Tuesday evening in Temerty Theatre Brian Current and the GGS New Music Ensemble presented a three work programme that covered more or less the whole time span of composers writing “sounds rather than notes”; which is an interesting and useful way of thinking about this particular type of music.
We began with the world premiere of Christina Volpini’s Ways of Becoming. This is a concertante piece for violin and chamber orchestra but doesn’t much resemble the conventional idea of a “concerto”. There’s no flashy, or even particularly prominent, part for the violin soloist; here Joelle Crigger. Rather the violin “reaches out” with sustained and occasionally distorted notes to dialogue with the ensemble or with groups of instruments. The overall effect is quite eerie and mysterious. It reminded me of Pelléas et Mélisande (though the musical language is utterly different!) and my partner of a marshy plain. Curiously the harp has a role that sometimes seems more prominent than the violin and involves extended technique and even singing.
Then we were back to the roots of this kind of music with Edgard Varèse’s Offrandes of 1921. This is scored for large ensemble, six percussionists and soprano.

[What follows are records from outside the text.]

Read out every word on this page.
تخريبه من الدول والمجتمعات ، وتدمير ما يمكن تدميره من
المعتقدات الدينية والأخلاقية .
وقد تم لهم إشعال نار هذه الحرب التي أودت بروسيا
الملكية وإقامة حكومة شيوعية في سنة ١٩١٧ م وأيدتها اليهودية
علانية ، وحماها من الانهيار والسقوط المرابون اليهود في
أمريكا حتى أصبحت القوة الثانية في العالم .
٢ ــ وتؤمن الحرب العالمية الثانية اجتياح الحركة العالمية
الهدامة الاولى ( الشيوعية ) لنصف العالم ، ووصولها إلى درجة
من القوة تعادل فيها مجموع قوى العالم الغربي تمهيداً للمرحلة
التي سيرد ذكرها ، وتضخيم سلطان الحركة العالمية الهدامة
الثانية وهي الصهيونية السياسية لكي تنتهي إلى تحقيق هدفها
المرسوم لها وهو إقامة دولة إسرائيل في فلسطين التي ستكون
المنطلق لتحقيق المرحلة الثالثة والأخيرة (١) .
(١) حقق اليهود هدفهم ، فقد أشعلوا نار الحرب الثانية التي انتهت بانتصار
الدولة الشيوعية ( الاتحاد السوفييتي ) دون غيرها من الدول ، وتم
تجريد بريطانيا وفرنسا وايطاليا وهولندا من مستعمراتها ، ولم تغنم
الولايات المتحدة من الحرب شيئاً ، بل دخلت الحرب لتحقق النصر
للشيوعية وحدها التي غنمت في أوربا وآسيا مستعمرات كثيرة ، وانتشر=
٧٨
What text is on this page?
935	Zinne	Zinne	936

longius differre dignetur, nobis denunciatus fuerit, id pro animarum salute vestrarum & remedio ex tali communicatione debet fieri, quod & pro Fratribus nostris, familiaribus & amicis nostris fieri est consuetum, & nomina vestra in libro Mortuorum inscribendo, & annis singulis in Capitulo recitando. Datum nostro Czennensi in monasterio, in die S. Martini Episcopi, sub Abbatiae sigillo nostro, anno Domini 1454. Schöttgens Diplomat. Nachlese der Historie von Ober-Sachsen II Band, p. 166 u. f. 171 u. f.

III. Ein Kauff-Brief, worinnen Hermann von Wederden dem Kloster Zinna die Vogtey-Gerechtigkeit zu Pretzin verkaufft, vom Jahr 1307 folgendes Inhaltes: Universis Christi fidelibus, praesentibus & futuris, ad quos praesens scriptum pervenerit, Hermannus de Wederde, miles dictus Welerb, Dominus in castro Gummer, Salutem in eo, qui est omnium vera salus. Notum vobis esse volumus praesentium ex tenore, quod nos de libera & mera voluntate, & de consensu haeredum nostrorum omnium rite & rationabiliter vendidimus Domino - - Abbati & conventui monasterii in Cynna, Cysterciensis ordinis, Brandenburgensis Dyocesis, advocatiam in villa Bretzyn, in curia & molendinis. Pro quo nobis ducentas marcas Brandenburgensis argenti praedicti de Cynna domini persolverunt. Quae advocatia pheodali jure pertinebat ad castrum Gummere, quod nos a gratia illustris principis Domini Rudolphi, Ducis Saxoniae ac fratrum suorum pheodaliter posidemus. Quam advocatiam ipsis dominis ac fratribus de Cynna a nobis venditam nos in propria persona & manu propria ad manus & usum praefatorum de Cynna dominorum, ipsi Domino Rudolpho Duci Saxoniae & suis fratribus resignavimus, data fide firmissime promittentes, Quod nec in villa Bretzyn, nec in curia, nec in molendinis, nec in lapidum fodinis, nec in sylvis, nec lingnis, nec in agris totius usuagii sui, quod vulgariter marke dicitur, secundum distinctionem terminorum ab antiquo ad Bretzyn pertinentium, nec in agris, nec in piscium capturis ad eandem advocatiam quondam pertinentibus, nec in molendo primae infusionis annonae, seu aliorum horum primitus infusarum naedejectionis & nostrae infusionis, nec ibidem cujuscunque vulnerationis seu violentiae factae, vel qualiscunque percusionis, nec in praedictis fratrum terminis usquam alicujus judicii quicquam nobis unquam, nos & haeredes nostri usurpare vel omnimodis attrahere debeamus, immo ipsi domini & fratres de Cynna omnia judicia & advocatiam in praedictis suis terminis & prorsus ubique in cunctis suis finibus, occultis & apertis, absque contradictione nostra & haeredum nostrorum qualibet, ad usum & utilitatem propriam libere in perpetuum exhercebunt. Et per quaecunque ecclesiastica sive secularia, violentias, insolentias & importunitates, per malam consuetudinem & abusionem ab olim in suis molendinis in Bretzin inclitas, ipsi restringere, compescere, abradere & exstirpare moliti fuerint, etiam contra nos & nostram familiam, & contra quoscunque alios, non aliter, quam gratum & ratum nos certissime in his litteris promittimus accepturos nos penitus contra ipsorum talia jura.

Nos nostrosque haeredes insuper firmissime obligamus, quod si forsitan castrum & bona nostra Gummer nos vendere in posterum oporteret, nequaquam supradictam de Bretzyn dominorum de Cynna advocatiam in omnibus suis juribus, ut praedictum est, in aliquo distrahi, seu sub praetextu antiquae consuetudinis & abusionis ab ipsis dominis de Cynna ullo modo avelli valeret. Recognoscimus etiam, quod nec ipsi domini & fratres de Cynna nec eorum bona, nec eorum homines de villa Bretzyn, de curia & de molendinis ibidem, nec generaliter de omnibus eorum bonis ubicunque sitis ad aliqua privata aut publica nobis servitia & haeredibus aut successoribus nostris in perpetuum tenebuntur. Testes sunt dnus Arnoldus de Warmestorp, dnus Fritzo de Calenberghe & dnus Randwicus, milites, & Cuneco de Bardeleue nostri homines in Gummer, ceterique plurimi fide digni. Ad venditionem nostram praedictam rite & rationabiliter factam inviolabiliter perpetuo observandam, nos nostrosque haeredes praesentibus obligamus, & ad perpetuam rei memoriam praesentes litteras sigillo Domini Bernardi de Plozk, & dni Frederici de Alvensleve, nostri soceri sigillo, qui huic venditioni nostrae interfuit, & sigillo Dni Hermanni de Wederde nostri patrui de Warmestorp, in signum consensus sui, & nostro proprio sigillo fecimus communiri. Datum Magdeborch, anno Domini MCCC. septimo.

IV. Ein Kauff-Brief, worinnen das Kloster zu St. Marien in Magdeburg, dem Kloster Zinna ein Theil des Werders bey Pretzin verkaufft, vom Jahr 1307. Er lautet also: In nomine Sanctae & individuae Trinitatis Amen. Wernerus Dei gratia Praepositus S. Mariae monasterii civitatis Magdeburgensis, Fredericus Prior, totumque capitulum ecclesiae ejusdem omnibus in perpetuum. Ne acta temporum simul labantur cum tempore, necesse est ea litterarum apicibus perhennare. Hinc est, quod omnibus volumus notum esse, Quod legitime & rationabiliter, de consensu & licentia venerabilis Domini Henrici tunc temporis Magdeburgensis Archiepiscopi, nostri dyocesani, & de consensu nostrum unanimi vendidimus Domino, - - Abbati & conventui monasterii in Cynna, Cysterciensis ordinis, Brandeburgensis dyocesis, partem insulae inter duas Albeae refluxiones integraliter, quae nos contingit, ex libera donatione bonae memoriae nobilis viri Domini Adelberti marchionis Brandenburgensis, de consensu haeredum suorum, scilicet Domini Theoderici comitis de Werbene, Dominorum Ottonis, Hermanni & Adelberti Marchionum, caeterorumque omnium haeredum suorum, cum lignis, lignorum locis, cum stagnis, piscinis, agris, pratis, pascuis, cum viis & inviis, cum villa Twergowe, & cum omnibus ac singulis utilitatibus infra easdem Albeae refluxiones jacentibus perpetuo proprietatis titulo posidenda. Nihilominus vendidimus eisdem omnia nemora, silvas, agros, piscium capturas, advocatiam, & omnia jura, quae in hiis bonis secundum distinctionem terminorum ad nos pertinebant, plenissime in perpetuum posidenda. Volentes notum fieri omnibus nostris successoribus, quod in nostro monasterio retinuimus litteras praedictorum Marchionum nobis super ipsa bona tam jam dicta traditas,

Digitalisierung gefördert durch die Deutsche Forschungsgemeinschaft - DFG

It sets poems by José Juan Tablada and Vicente Huidobro but if the composer was writing “sounds rather than notes” I don’t think he was much concerned with the words either! It’s very much a transitional work. There are echoes of late Romanticism but also, especially where passages are percussion heavy, the sense that is being left behind. The soprano part is a bit of a brute and it was very well handled by Daniela Carreon Herrera.
And to finish, a work that even by contemporary standards is avant-garde; Clara Iannotta’s a stir among the stars, a making way (2019-20) which is scored for large ensemble and nine cassette players; though these latter were replaced with a tape for this performance. The “point” of this piece is that no instrument was being played in the way one normally hears it; guitars and brass were bowed, winds were struck or styrofam was inserted and so on. The use of pre-recorded sounds and electric guitar blurred the line between acoustic and electronic sonic worlds. The strange thing is that it didn’t, ultimately, sound particularly weird. There were weird individual components but the overall effect was surprisingly gentle and rather beautiful. Maybe it’s all in what one listens to and how?
As ever with this group’s concert there was terrific musicianship on show and the experience was greatly enhanced by Brian Current’s insightful and humane introductory remarks.